# Jewel Cichlid pair territory



## Philip221 (Feb 11, 2013)

Hey I have 11 Jewel Cichlids in a 55g tank (they all grew up together). Two of them have paired up and they have taken about 1/5 of tank as their territory. The are not malicious toward the others but they chase them out. They do not have a fry and they are not spawning.
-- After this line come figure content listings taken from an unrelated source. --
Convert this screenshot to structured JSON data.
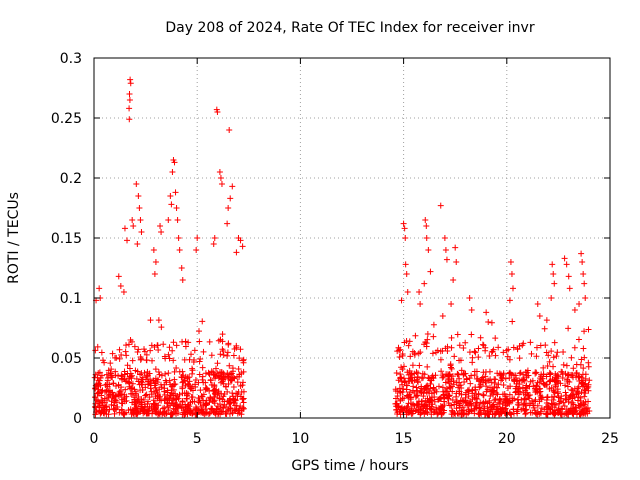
{
  "chart_data": {
    "type": "scatter",
    "title": "Day 208 of 2024, Rate Of TEC Index for receiver invr",
    "xlabel": "GPS time / hours",
    "ylabel": "ROTI / TECUs",
    "xlim": [
      0,
      25
    ],
    "ylim": [
      0,
      0.3
    ],
    "x_ticks": [
      0,
      5,
      10,
      15,
      20,
      25
    ],
    "x_tick_labels": [
      "0",
      "5",
      "10",
      "15",
      "20",
      "25"
    ],
    "y_ticks": [
      0,
      0.05,
      0.1,
      0.15,
      0.2,
      0.25,
      0.3
    ],
    "y_tick_labels": [
      "0",
      "0.05",
      "0.1",
      "0.15",
      "0.2",
      "0.25",
      "0.3"
    ],
    "grid": true,
    "marker": "plus",
    "marker_color": "#ff0000",
    "series": [
      {
        "name": "ROTI",
        "coverage_hours": [
          [
            0.0,
            7.3
          ],
          [
            14.6,
            24.0
          ]
        ],
        "typical_range": [
          0.0,
          0.06
        ],
        "points": [
          {
            "x": 1.75,
            "y": 0.282
          },
          {
            "x": 1.78,
            "y": 0.279
          },
          {
            "x": 1.72,
            "y": 0.27
          },
          {
            "x": 1.74,
            "y": 0.265
          },
          {
            "x": 1.7,
            "y": 0.258
          },
          {
            "x": 1.71,
            "y": 0.249
          },
          {
            "x": 5.95,
            "y": 0.257
          },
          {
            "x": 5.98,
            "y": 0.255
          },
          {
            "x": 6.55,
            "y": 0.24
          },
          {
            "x": 3.85,
            "y": 0.215
          },
          {
            "x": 3.9,
            "y": 0.213
          },
          {
            "x": 3.8,
            "y": 0.205
          },
          {
            "x": 3.95,
            "y": 0.188
          },
          {
            "x": 6.1,
            "y": 0.205
          },
          {
            "x": 6.15,
            "y": 0.2
          },
          {
            "x": 6.2,
            "y": 0.195
          },
          {
            "x": 6.7,
            "y": 0.193
          },
          {
            "x": 6.6,
            "y": 0.183
          },
          {
            "x": 6.5,
            "y": 0.175
          },
          {
            "x": 6.45,
            "y": 0.162
          },
          {
            "x": 2.05,
            "y": 0.195
          },
          {
            "x": 2.15,
            "y": 0.185
          },
          {
            "x": 2.2,
            "y": 0.175
          },
          {
            "x": 2.25,
            "y": 0.165
          },
          {
            "x": 2.3,
            "y": 0.155
          },
          {
            "x": 2.1,
            "y": 0.145
          },
          {
            "x": 1.85,
            "y": 0.165
          },
          {
            "x": 1.9,
            "y": 0.16
          },
          {
            "x": 1.5,
            "y": 0.158
          },
          {
            "x": 1.6,
            "y": 0.148
          },
          {
            "x": 3.2,
            "y": 0.16
          },
          {
            "x": 3.25,
            "y": 0.155
          },
          {
            "x": 3.7,
            "y": 0.185
          },
          {
            "x": 3.75,
            "y": 0.178
          },
          {
            "x": 4.0,
            "y": 0.175
          },
          {
            "x": 4.05,
            "y": 0.165
          },
          {
            "x": 3.6,
            "y": 0.165
          },
          {
            "x": 4.1,
            "y": 0.15
          },
          {
            "x": 4.15,
            "y": 0.14
          },
          {
            "x": 5.85,
            "y": 0.15
          },
          {
            "x": 5.8,
            "y": 0.145
          },
          {
            "x": 5.0,
            "y": 0.15
          },
          {
            "x": 4.95,
            "y": 0.14
          },
          {
            "x": 7.0,
            "y": 0.15
          },
          {
            "x": 7.1,
            "y": 0.148
          },
          {
            "x": 7.2,
            "y": 0.143
          },
          {
            "x": 6.9,
            "y": 0.138
          },
          {
            "x": 2.9,
            "y": 0.14
          },
          {
            "x": 3.0,
            "y": 0.13
          },
          {
            "x": 2.95,
            "y": 0.12
          },
          {
            "x": 4.25,
            "y": 0.125
          },
          {
            "x": 4.3,
            "y": 0.115
          },
          {
            "x": 0.25,
            "y": 0.108
          },
          {
            "x": 0.3,
            "y": 0.1
          },
          {
            "x": 0.1,
            "y": 0.098
          },
          {
            "x": 1.2,
            "y": 0.118
          },
          {
            "x": 1.3,
            "y": 0.11
          },
          {
            "x": 1.45,
            "y": 0.105
          },
          {
            "x": 15.0,
            "y": 0.162
          },
          {
            "x": 15.05,
            "y": 0.158
          },
          {
            "x": 15.08,
            "y": 0.15
          },
          {
            "x": 15.1,
            "y": 0.128
          },
          {
            "x": 15.15,
            "y": 0.12
          },
          {
            "x": 15.2,
            "y": 0.105
          },
          {
            "x": 14.9,
            "y": 0.098
          },
          {
            "x": 16.05,
            "y": 0.165
          },
          {
            "x": 16.1,
            "y": 0.16
          },
          {
            "x": 16.12,
            "y": 0.15
          },
          {
            "x": 16.2,
            "y": 0.14
          },
          {
            "x": 16.3,
            "y": 0.122
          },
          {
            "x": 16.0,
            "y": 0.112
          },
          {
            "x": 15.75,
            "y": 0.105
          },
          {
            "x": 15.8,
            "y": 0.095
          },
          {
            "x": 16.8,
            "y": 0.177
          },
          {
            "x": 17.0,
            "y": 0.15
          },
          {
            "x": 17.05,
            "y": 0.14
          },
          {
            "x": 17.1,
            "y": 0.132
          },
          {
            "x": 17.5,
            "y": 0.142
          },
          {
            "x": 17.55,
            "y": 0.13
          },
          {
            "x": 17.4,
            "y": 0.115
          },
          {
            "x": 17.3,
            "y": 0.095
          },
          {
            "x": 16.9,
            "y": 0.085
          },
          {
            "x": 18.2,
            "y": 0.1
          },
          {
            "x": 18.3,
            "y": 0.09
          },
          {
            "x": 20.2,
            "y": 0.13
          },
          {
            "x": 20.25,
            "y": 0.12
          },
          {
            "x": 20.3,
            "y": 0.108
          },
          {
            "x": 20.15,
            "y": 0.098
          },
          {
            "x": 22.2,
            "y": 0.128
          },
          {
            "x": 22.25,
            "y": 0.12
          },
          {
            "x": 22.3,
            "y": 0.112
          },
          {
            "x": 22.15,
            "y": 0.1
          },
          {
            "x": 22.8,
            "y": 0.133
          },
          {
            "x": 22.9,
            "y": 0.128
          },
          {
            "x": 23.0,
            "y": 0.118
          },
          {
            "x": 23.05,
            "y": 0.108
          },
          {
            "x": 23.6,
            "y": 0.137
          },
          {
            "x": 23.65,
            "y": 0.13
          },
          {
            "x": 23.7,
            "y": 0.12
          },
          {
            "x": 23.75,
            "y": 0.112
          },
          {
            "x": 23.8,
            "y": 0.1
          },
          {
            "x": 23.5,
            "y": 0.095
          },
          {
            "x": 23.3,
            "y": 0.09
          },
          {
            "x": 21.5,
            "y": 0.095
          },
          {
            "x": 21.6,
            "y": 0.085
          },
          {
            "x": 19.0,
            "y": 0.088
          },
          {
            "x": 19.1,
            "y": 0.08
          }
        ]
      }
    ]
  }
}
I was wondering if there was any way to curb this behavior or will it go on forever?


----------



## viejo (Dec 31, 2012)

They will almost positively spawn sooner or later. The only real way to prevent 'reproductivity' is to keep only one sex in the tank.


----------



## Woundedyak (Oct 19, 2007)

I've had Jewels for years and once they pair up it's on. I thought putting them in a fully grown out ,180gal, all male tank would make them think twice...Nope! I've had them push 25 peacock/haps to one side of the tank when they spawn. What I've learned is try to give the tank plenty of "sight" blockers. Lots of tall rocks and plants. Do one side kind of open. Two really small caves and lay a few small,thin,flat rocks as a base for your caves. About the size of your hand. Jewells will typically lay eggs on flat rocks. Then in the middle of the tank, Put two or Three really tall bushy plants. Then build a bunch of multi level caves after that. The less fish that male can see the more relaxed he will be. The more relaxed he is, The closer he will stay to the nest. I'm by far no expert, but I have been pretty successful with this theory. Until two sets breed at the same time. Then you are on your own from there


----------



## Philip221 (Feb 11, 2013)

Woundedyak,

Thats awesome advice thanks man. Once I realized they were going to stay this way I rearranged the drift wood and a tall plant so that they would have a private corner. I also put a big flat rock in their area, but its not in their cave and its kind of fat. Maybe ill find a skinny one to in their cave....maybe thats why they're not breeding. This is what my current arrangement looks like.


----------